Hohe Haftstrafe für Betreiber krimineller Darknet-Plattform in Hessen
Ein 35-jähriger Mann ist vom Landgericht Gießen zu einer Freiheitsstrafe von sieben Jahren und neun Monaten verurteilt worden, weil er eine illegale Handelsplattform im Darknet betrieben hat.

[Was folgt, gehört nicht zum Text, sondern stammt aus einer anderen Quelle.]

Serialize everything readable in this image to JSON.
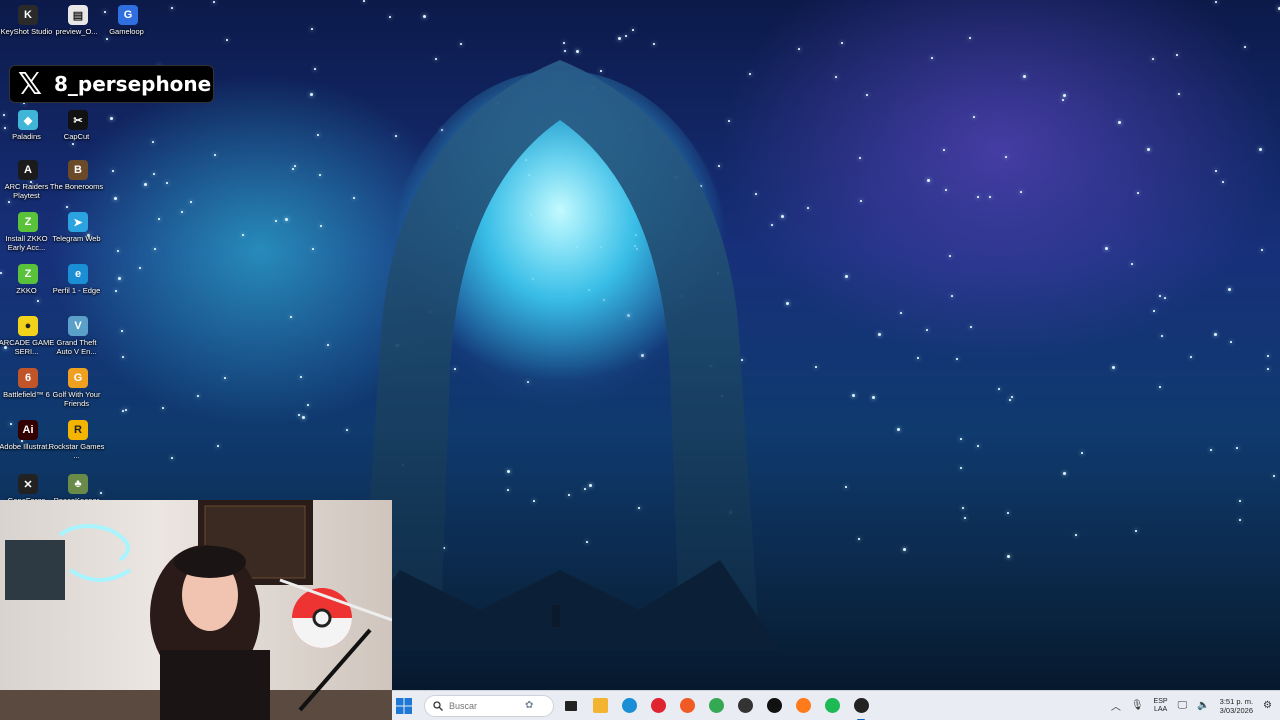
{
  "social": {
    "handle": "8_persephone"
  },
  "desktop_icons": [
    {
      "label": "KeyShot Studio",
      "icon": "keyshot-icon",
      "color": "#2a2a2a",
      "glyph": "K"
    },
    {
      "label": "preview_O...",
      "icon": "document-icon",
      "color": "#e7e7e7",
      "glyph": "▤"
    },
    {
      "label": "Gameloop",
      "icon": "gameloop-icon",
      "color": "#2f6fe0",
      "glyph": "G"
    },
    {
      "label": "Paladins",
      "icon": "paladins-icon",
      "color": "#3fb5d8",
      "glyph": "◆"
    },
    {
      "label": "CapCut",
      "icon": "capcut-icon",
      "color": "#111111",
      "glyph": "✂"
    },
    {
      "label": "ARC Raiders Playtest",
      "icon": "arc-raiders-icon",
      "color": "#1b1b1b",
      "glyph": "A"
    },
    {
      "label": "The Bonerooms",
      "icon": "bonerooms-icon",
      "color": "#6b4a2a",
      "glyph": "B"
    },
    {
      "label": "Install ZKKO Early Acc...",
      "icon": "zkko-installer-icon",
      "color": "#59c23a",
      "glyph": "Z"
    },
    {
      "label": "Telegram Web",
      "icon": "telegram-icon",
      "color": "#2aa3e0",
      "glyph": "➤"
    },
    {
      "label": "ZKKO",
      "icon": "zkko-icon",
      "color": "#59c23a",
      "glyph": "Z"
    },
    {
      "label": "Perfil 1 - Edge",
      "icon": "edge-icon",
      "color": "#1a8fd6",
      "glyph": "e"
    },
    {
      "label": "ARCADE GAME SERI...",
      "icon": "arcade-icon",
      "color": "#f2d21a",
      "glyph": "●"
    },
    {
      "label": "Grand Theft Auto V En...",
      "icon": "gta-icon",
      "color": "#5aa0c8",
      "glyph": "V"
    },
    {
      "label": "Battlefield™ 6",
      "icon": "battlefield-icon",
      "color": "#c0552a",
      "glyph": "6"
    },
    {
      "label": "Golf With Your Friends",
      "icon": "golf-icon",
      "color": "#f0a020",
      "glyph": "G"
    },
    {
      "label": "Adobe Illustrat...",
      "icon": "illustrator-icon",
      "color": "#330000",
      "glyph": "Ai"
    },
    {
      "label": "Rockstar Games ...",
      "icon": "rockstar-icon",
      "color": "#f5b400",
      "glyph": "R"
    },
    {
      "label": "GeneForge",
      "icon": "generic-app-icon",
      "color": "#222222",
      "glyph": "✕"
    },
    {
      "label": "PeaceKeeper",
      "icon": "generic-game-icon",
      "color": "#6a8a4a",
      "glyph": "♣"
    }
  ],
  "taskbar": {
    "search_placeholder": "Buscar",
    "apps": [
      {
        "name": "file-explorer",
        "icon": "folder-icon"
      },
      {
        "name": "edge",
        "icon": "edge-icon"
      },
      {
        "name": "opera",
        "icon": "opera-icon"
      },
      {
        "name": "brave",
        "icon": "brave-icon"
      },
      {
        "name": "chrome",
        "icon": "chrome-icon"
      },
      {
        "name": "obs",
        "icon": "obs-icon"
      },
      {
        "name": "arc-raiders",
        "icon": "arc-raiders-icon"
      },
      {
        "name": "firefox",
        "icon": "firefox-icon"
      },
      {
        "name": "spotify",
        "icon": "spotify-icon"
      },
      {
        "name": "obs-studio",
        "icon": "obs-studio-icon"
      }
    ],
    "language": {
      "line1": "ESP",
      "line2": "LAA"
    },
    "clock": {
      "time": "3:51 p. m.",
      "date": "3/03/2026"
    }
  }
}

Die Verurteilung erfolgte wegen der gewerbsmäßigen Unterstützung des illegalen Handels mit Drogen, Hehlerei und Waffen. Die unter dem Namen „Deutschland im Deep Web 2.0“ (DiDW 2.0) bekannte Plattform diente als Marktplatz für Kriminelle, um unter anderem Drogen, Waffen, Falschgeld und entwendete Datensätze anzubieten und zu erwerben. Der Täter übernahm dabei die Rollen des Administrators, Moderators und Kundendienstbeauftragten der Plattform. Er etablierte außerdem ein globales Logistiksystem, das einen Kurierdienst und einen Treuhandservice umfasste.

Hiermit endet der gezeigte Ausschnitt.